Archaeo-metallurgy expert Radomir Pleiner pointed out that the Hittite ferrous metallurgy, until recently considered the oldest on the planet, is known exclusively from the archive in the remains of their capital Hattusa, near Boğazkale in Turkey and not from the discovered objects or the smelting equipment. Archives mention iron and gifts made from it, calling it a "royal metal" because only the royal court had rights to produce it. Further importance of iron in that, and later periods, can be seen from Homer's labeling of iron as a "metal, more expensive than gold", because it was harder to find it and process it.

==== Turović needle ====
A nicely preserved needle, discovered on the site in 2002, is considered to be one of the oldest surviving metallic objects on the planet. Amateur archaeologist Šćepan Turović discovered it, so it was named after him, the Turović needle.
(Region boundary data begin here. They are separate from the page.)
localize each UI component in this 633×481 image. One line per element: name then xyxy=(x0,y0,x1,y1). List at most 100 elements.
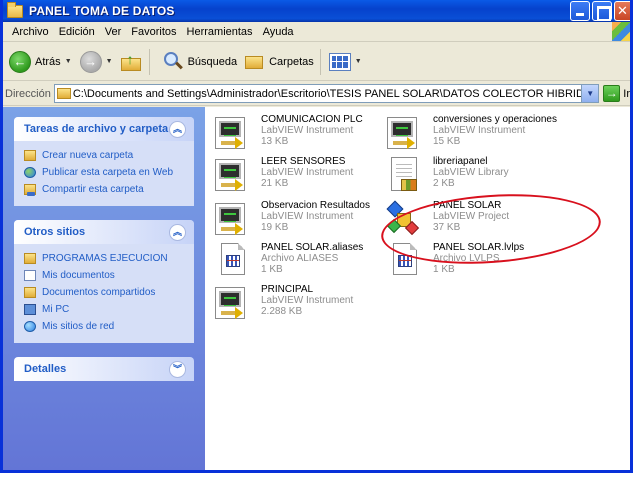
folder-icon xyxy=(24,252,36,264)
labview-library-icon xyxy=(385,155,425,195)
menu-favoritos[interactable]: Favoritos xyxy=(126,26,181,38)
place-documentos-compartidos[interactable]: Documentos compartidos xyxy=(24,284,184,300)
up-arrow-icon: ↑ xyxy=(126,50,134,67)
file-item[interactable]: libreriapanel LabVIEW Library 2 KB xyxy=(385,155,565,199)
views-button[interactable]: ▼ xyxy=(327,52,362,71)
window-title: PANEL TOMA DE DATOS xyxy=(29,4,175,18)
other-places-panel: Otros sitios ︽ PROGRAMAS EJECUCION Mis d… xyxy=(14,220,194,343)
file-name: PANEL SOLAR.aliases xyxy=(261,242,364,253)
file-type: LabVIEW Library xyxy=(433,167,509,178)
address-bar: Dirección C:\Documents and Settings\Admi… xyxy=(3,82,630,106)
search-label: Búsqueda xyxy=(187,55,238,68)
share-folder-link[interactable]: Compartir esta carpeta xyxy=(24,181,184,197)
generic-document-icon xyxy=(213,241,253,281)
place-label: Mis documentos xyxy=(42,269,115,281)
toolbar-separator xyxy=(319,48,321,75)
title-bar[interactable]: PANEL TOMA DE DATOS xyxy=(3,0,630,22)
file-size: 21 KB xyxy=(261,178,289,189)
details-title: Detalles xyxy=(24,363,67,375)
place-mis-sitios-de-red[interactable]: Mis sitios de red xyxy=(24,318,184,334)
labview-vi-icon xyxy=(385,113,425,153)
close-button[interactable] xyxy=(614,1,630,21)
labview-vi-icon xyxy=(213,155,253,195)
share-folder-icon xyxy=(24,183,36,196)
maximize-button[interactable] xyxy=(592,1,612,21)
publish-web-link[interactable]: Publicar esta carpeta en Web xyxy=(24,164,184,180)
file-tasks-panel: Tareas de archivo y carpeta ︽ Crear nuev… xyxy=(14,117,194,206)
folder-icon xyxy=(7,1,23,18)
toolbar: ← Atrás ▼ → ▼ ↑ Búsqueda Carpetas ▼ xyxy=(3,43,630,81)
file-type: Archivo ALIASES xyxy=(261,253,339,264)
new-folder-icon xyxy=(24,149,36,161)
details-panel: Detalles ︾ xyxy=(14,357,194,381)
up-folder-button[interactable]: ↑ xyxy=(120,50,143,72)
file-size: 19 KB xyxy=(261,222,289,233)
content-area: Tareas de archivo y carpeta ︽ Crear nuev… xyxy=(3,107,630,470)
file-type: LabVIEW Instrument xyxy=(433,125,526,136)
forward-dropdown-icon[interactable]: ▼ xyxy=(106,58,113,65)
file-item[interactable]: PRINCIPAL LabVIEW Instrument 2.288 KB xyxy=(213,283,393,327)
place-label: Documentos compartidos xyxy=(42,286,156,298)
collapse-chevron-icon[interactable]: ︽ xyxy=(169,120,186,138)
other-places-header[interactable]: Otros sitios ︽ xyxy=(14,220,194,244)
network-places-icon xyxy=(24,320,36,332)
file-name: PRINCIPAL xyxy=(261,284,314,295)
windows-logo-icon xyxy=(612,22,630,41)
file-size: 13 KB xyxy=(261,136,289,147)
details-header[interactable]: Detalles ︾ xyxy=(14,357,194,381)
address-field[interactable]: C:\Documents and Settings\Administrador\… xyxy=(53,84,600,103)
place-label: Mi PC xyxy=(42,303,70,315)
search-icon xyxy=(162,51,184,73)
file-name: Observacion Resultados xyxy=(261,200,370,211)
file-type: LabVIEW Instrument xyxy=(261,295,354,306)
minimize-button[interactable] xyxy=(570,1,590,21)
folders-label: Carpetas xyxy=(269,55,314,68)
toolbar-separator xyxy=(148,48,150,75)
place-label: PROGRAMAS EJECUCION xyxy=(42,252,168,264)
back-dropdown-icon[interactable]: ▼ xyxy=(65,58,72,65)
views-dropdown-icon: ▼ xyxy=(354,58,362,65)
forward-arrow-icon: → xyxy=(79,50,102,73)
expand-chevron-icon[interactable]: ︾ xyxy=(169,360,186,378)
file-type: LabVIEW Instrument xyxy=(261,211,354,222)
file-item[interactable]: conversiones y operaciones LabVIEW Instr… xyxy=(385,113,565,157)
file-tasks-body: Crear nueva carpeta Publicar esta carpet… xyxy=(14,141,194,206)
menu-edicion[interactable]: Edición xyxy=(54,26,100,38)
labview-vi-icon xyxy=(213,199,253,239)
menu-archivo[interactable]: Archivo xyxy=(7,26,54,38)
new-folder-link[interactable]: Crear nueva carpeta xyxy=(24,147,184,163)
file-item[interactable]: PANEL SOLAR.aliases Archivo ALIASES 1 KB xyxy=(213,241,393,285)
file-name: COMUNICACION PLC xyxy=(261,114,363,125)
file-item[interactable]: COMUNICACION PLC LabVIEW Instrument 13 K… xyxy=(213,113,393,157)
file-type: LabVIEW Instrument xyxy=(261,167,354,178)
search-button[interactable]: Búsqueda xyxy=(156,51,238,73)
file-size: 2 KB xyxy=(433,178,455,189)
other-places-body: PROGRAMAS EJECUCION Mis documentos Docum… xyxy=(14,244,194,343)
place-mis-documentos[interactable]: Mis documentos xyxy=(24,267,184,283)
file-name: conversiones y operaciones xyxy=(433,114,557,125)
place-label: Mis sitios de red xyxy=(42,320,115,332)
back-button[interactable]: ← Atrás ▼ xyxy=(9,50,72,73)
folder-icon xyxy=(56,88,71,99)
menu-ver[interactable]: Ver xyxy=(100,26,127,38)
address-dropdown-button[interactable]: ▼ xyxy=(581,85,599,102)
menu-ayuda[interactable]: Ayuda xyxy=(258,26,299,38)
collapse-chevron-icon[interactable]: ︽ xyxy=(169,223,186,241)
back-label: Atrás xyxy=(35,55,61,68)
share-folder-label: Compartir esta carpeta xyxy=(42,183,144,195)
forward-button[interactable]: → ▼ xyxy=(79,50,113,73)
views-icon xyxy=(328,52,351,71)
file-tasks-title: Tareas de archivo y carpeta xyxy=(24,123,169,135)
folders-button[interactable]: Carpetas xyxy=(237,53,314,71)
go-arrow-icon: → xyxy=(603,85,621,102)
address-path: C:\Documents and Settings\Administrador\… xyxy=(72,87,598,100)
file-item[interactable]: Observacion Resultados LabVIEW Instrumen… xyxy=(213,199,393,243)
file-list: COMUNICACION PLC LabVIEW Instrument 13 K… xyxy=(205,107,630,470)
place-programas-ejecucion[interactable]: PROGRAMAS EJECUCION xyxy=(24,250,184,266)
menu-herramientas[interactable]: Herramientas xyxy=(182,26,258,38)
go-button[interactable]: → Ir xyxy=(603,85,630,102)
file-item[interactable]: LEER SENSORES LabVIEW Instrument 21 KB xyxy=(213,155,393,199)
file-size: 1 KB xyxy=(261,264,283,275)
file-tasks-header[interactable]: Tareas de archivo y carpeta ︽ xyxy=(14,117,194,141)
place-mi-pc[interactable]: Mi PC xyxy=(24,301,184,317)
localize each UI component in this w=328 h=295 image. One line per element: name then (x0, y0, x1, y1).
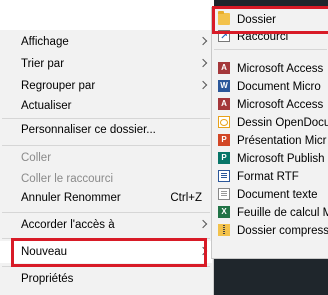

It was made from the stainless iron, without any hollows. It is 64.5 cm long and dated to the 14th century BC (c.1300 BC). It considered a technological wonder even by modern standards as iron of such purity hardly can be produced even today. It is 98,86% pure iron and apparently can't rust. Research labs in Sartid steel factory in Smederevo and the Vinča Nuclear Institute and Institute for physics in Belgrade showed that the needle was not made of pure iron which makes it "globally exquisite". Technologists stated that for such compactness and purity, it will take millions and millions of strokes. It has greater purity than the iron standard forged in space, which was brought from the United States to compare it to the needle.

In 2005, another needle-shaped object was discovered, also dated to the 14th century BC.

==== Dorian hypothesis ====
Stojić hypothesizes that the development of metallurgy confirms the theory of the Dorian Invasion from the northern route. The discovery of iron and bronze objects from the 12th century BC, coincides with the invasion. The Dorians lived in the basin of the South Morava and the surrounding Central Balkans regions in the 13th century and, producing the iron weapons, with ease conquered the southern people in Greece.

=== Iron Age ===
A later Iron Age settlement existed at Hisar from the 6th to the 4th century BC. Besides Greek fibulae and pottery, in 2005 a rare example of the silver buckle was discovered which, with other discovered artifacts, points to the existence of the necropolis of the old Balkan people, either the Thracian Triballi or the Thraco-Illyrian Dardani.

=== Later periods ===
The fortress was active during the later Roman, Byzantine, medieval Serbian and Ottoman periods.

The Roman remains include the parts of a rampart, which was dug into the remains of the old, 14th century BC fortification. The object is decorated with frescoes and a mosaic and probably was port of a sacral complex. An ebony tablet, with the visible inscription reddeta ("return gift"), is also discovered. It is dated to the 4th century.

During the Byzantine period, the hill hosted a crafts and metallurgy center.

The "most beautiful 12th century archaeological findings in Serbia" have also been discovered. It most probably originated from the period of Grand Župan Stefan Nemanja, who included the Dubočica region and the basin of the South Morava in the Serbian state. Artifacts include the complete dishes and vessels and medieval colored glass ornamented in the multi-color technique. Remains of the settlement from c.1400 are also found, and silver coins minted by Stefan Lazarević, before he obtained his title of a despot.